Pieter Harting, full professor of Pharmacology and plant physiology (from 1846) and one of the leading scholars of the historical development of the microscope, worked at the University of Utrecht with an Amici microscope. After observing and appreciating the instrument owned by Harting, physiologist and ophthalmologist Frans Cornelis Donders also ordered one, which he received in 1849 and used to study pathological anatomy at that university.
Joachim Frederik Schouw, professor of Botany at the University of Copenhagen and a correspondent of Charles Darwin who had an interest in the new science of phytogeography, purchased an Amici achromatic microscope in 1829. In the late 1850s, Jan Van Geuns, professor of Pathology at the School of Medicine in Amsterdam, received an instrument with water and poppy seed oil immersion lenses (160° aperture) and a polarizing apparatus.

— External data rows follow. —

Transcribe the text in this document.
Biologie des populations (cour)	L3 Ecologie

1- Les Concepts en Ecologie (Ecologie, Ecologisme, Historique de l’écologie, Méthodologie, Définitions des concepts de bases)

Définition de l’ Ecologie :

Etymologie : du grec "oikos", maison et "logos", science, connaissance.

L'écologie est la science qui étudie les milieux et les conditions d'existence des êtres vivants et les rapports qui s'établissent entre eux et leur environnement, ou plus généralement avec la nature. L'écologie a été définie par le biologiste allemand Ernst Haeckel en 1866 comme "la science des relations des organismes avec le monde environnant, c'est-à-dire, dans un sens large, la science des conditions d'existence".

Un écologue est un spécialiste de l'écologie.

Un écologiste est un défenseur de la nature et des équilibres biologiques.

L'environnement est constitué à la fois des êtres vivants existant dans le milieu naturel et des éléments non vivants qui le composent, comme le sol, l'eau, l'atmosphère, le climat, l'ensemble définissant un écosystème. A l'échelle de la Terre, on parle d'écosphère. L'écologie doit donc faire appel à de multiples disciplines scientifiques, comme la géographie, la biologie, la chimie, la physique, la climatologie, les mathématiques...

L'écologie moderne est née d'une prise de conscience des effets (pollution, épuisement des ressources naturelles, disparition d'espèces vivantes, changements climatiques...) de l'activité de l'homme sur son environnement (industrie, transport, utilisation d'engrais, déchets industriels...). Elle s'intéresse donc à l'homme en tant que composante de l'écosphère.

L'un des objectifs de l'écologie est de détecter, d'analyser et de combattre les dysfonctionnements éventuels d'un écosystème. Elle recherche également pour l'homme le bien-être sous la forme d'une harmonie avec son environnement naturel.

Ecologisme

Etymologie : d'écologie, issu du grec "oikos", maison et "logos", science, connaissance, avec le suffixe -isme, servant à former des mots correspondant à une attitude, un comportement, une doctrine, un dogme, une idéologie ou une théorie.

British physician Peter Mark Roget, professor of Physiology at the Royal Institution and a member of the Royal Society (he was appointed secretary in 1827 after John Herschel), conducted his research using an Amici reflecting microscope.
In Italy, besides Amici himself, the following used his microscope for their scientific research: Agostino Bassi and Balsamo Crivelli, Luigi Concato, Filippo De Filippi, Giuseppe De Notaris, Giovanni Battista Delponte, Salvadore Gabbrielli, Guglielmo Gasparrini, Carlo Grillenzoni, Pasquale Landi, Carlo Livi, Francesco Magni, Antonio Marcacci, Filippo Pacini, Luigi Paganucci, Bartolomeo Panizza, Giorgio Pellizzari, Luigi Rolando, Giacomo Sangalli, Salvatore Tommasi, Giampaolo Vlacovich, etc.